Reputation: 499
I have a dataset with paper and author nodes. The relationships represent citations (paper to paper) and authorship (author to paper).
For all authors, I would like to calculate the number of papers they have written and the number of citations they received, in order to calculate the average number of citations per paper.
However, the paper nodes have a year attribute that I would like to filter on, so as to find the average number of citations per paper for an author in a given year.
That is to say, for an author, find the papers written before a certain date, find the number of papers citing these papers written before a certain date, and return the former divided by the latter as an average.
The code I have so far is:
MATCH (a:Author)-[:AUTHORED]->(q:Paper) WHERE q.year <= 2008
WITH a, count(q) as papers_written
MATCH (p:Paper)-[:CITES]->(q) WHERE p.year <= 2008
WITH count(p) as citations, a, papers_written
RETURN a.name, citations, papers_written
For some reason this drastically overcounts the number of citations when I check for a single author. Any idea how I can update this query?

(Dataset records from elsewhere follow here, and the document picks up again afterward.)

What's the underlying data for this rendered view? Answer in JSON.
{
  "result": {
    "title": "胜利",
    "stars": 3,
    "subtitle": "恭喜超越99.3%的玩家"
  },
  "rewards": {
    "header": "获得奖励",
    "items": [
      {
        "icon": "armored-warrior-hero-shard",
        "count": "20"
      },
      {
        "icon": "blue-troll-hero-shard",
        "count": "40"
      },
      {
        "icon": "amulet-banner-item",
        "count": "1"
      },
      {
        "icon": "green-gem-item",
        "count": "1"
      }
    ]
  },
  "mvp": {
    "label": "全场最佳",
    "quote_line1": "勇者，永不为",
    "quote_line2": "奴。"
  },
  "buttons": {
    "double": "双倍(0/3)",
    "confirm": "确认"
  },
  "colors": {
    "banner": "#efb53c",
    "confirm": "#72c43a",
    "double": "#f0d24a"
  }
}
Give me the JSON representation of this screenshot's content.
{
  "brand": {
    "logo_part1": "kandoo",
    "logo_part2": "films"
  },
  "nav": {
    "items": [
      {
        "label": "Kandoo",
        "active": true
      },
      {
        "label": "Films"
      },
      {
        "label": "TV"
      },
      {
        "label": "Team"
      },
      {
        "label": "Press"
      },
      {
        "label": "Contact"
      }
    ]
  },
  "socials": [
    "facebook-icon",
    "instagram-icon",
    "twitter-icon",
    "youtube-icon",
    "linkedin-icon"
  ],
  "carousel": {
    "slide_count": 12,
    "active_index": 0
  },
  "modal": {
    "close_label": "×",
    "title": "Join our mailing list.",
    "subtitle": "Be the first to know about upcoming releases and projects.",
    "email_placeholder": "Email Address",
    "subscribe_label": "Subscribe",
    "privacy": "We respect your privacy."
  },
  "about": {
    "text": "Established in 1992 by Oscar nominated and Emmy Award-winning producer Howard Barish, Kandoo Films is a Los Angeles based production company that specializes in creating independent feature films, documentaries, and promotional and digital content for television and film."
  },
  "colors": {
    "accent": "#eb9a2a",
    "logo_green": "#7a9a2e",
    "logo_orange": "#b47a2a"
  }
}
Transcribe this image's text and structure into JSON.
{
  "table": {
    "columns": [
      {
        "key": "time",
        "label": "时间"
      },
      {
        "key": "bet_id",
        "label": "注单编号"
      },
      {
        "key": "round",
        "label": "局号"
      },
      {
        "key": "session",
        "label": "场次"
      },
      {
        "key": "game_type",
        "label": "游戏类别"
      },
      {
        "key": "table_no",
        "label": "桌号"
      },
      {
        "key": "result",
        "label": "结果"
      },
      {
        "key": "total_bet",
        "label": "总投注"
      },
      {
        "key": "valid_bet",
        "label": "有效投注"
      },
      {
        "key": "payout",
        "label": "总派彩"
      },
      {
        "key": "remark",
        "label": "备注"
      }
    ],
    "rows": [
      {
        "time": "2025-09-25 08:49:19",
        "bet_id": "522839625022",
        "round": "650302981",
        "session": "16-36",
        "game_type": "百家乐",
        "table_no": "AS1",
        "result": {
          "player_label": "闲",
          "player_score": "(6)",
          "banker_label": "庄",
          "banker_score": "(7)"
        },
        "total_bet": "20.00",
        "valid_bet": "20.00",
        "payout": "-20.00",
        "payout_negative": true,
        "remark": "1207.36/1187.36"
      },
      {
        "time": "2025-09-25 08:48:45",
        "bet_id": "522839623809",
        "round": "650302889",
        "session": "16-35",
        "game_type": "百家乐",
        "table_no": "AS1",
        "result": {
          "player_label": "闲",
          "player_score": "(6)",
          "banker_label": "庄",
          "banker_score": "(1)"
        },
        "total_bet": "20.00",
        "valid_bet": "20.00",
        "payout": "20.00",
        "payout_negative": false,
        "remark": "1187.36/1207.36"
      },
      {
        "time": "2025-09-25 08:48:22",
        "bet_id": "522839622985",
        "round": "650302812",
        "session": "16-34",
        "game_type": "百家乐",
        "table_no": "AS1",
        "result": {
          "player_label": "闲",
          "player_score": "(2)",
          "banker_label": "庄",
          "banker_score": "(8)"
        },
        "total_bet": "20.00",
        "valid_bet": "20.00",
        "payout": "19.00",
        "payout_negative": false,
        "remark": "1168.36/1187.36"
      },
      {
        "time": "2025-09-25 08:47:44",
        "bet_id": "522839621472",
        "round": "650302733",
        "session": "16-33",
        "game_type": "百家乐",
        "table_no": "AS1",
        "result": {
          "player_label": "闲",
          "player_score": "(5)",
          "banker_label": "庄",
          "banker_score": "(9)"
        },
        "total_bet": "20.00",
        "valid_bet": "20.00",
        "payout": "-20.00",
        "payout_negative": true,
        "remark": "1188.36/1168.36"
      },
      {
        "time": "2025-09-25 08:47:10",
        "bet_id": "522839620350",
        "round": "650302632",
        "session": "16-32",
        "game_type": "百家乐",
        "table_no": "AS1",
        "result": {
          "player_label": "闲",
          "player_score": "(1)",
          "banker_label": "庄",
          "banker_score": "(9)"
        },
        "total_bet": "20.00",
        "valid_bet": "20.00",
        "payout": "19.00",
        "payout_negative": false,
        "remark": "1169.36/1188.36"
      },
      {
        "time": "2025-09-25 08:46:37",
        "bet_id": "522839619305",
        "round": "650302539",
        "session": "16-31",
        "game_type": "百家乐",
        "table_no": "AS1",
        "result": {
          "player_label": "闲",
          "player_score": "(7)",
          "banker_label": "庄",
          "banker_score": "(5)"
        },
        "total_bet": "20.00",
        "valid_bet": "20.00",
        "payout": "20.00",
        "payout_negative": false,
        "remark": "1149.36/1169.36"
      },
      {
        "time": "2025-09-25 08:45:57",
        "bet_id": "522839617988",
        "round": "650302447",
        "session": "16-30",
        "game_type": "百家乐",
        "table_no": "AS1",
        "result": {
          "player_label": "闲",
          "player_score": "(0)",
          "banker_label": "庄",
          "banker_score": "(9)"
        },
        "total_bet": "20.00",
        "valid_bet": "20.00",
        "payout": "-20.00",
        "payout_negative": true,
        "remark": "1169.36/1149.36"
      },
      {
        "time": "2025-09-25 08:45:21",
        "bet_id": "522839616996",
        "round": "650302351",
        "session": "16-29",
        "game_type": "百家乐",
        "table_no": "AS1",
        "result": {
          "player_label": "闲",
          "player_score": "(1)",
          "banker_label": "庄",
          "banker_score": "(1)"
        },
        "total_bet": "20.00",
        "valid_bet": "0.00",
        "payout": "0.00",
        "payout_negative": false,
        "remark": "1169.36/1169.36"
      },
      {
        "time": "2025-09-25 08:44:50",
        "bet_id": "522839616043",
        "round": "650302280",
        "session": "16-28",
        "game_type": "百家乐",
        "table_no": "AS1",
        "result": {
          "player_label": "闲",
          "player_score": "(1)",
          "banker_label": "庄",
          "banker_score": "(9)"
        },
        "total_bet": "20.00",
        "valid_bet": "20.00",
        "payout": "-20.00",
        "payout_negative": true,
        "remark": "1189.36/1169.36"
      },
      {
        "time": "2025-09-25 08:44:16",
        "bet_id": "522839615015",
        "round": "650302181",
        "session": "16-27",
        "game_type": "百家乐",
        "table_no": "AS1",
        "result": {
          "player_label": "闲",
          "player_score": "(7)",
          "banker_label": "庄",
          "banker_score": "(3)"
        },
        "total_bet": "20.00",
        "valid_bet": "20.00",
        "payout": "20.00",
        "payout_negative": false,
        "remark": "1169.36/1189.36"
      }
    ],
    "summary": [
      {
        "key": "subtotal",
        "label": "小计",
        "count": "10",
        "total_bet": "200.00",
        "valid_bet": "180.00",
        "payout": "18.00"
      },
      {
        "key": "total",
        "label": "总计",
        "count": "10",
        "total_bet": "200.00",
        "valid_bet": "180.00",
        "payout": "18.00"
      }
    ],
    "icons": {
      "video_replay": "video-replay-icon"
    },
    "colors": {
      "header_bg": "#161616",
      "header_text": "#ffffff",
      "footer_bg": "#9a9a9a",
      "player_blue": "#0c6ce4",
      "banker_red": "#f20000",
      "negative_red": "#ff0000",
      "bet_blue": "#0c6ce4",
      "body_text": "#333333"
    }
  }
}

I have seen to idea of doing:
size((p:Quanta)-[:CITES]->(q))
which seems to get number of citations in general, but when I do
size((p:Quanta)-[:CITES]->(q) WHERE p.year <= 2019)
this doesn't seem to work syntactically.
Any suggestions would be greatly appreciated!
Upvotes: 0
Views: 454
Reputation: 67044
The main issue is that the following WITH
clause does not specify q
, and so q
is not bound to anything after that clause:
WITH a, count(q) as papers_written
Assuming Author
nodes have unique name
values, then this query should do what you expected:
MATCH (a:Author)-[:AUTHORED]->(q:Paper)
WHERE q.year <= 2008
OPTIONAL MATCH (q)<-[:CITES]-(p:Paper)
WHERE p.year <= 2008
RETURN a.name, COUNT(DISTINCT p) AS citations, COUNT(DISTINCT q) AS papers_written
Upvotes: 1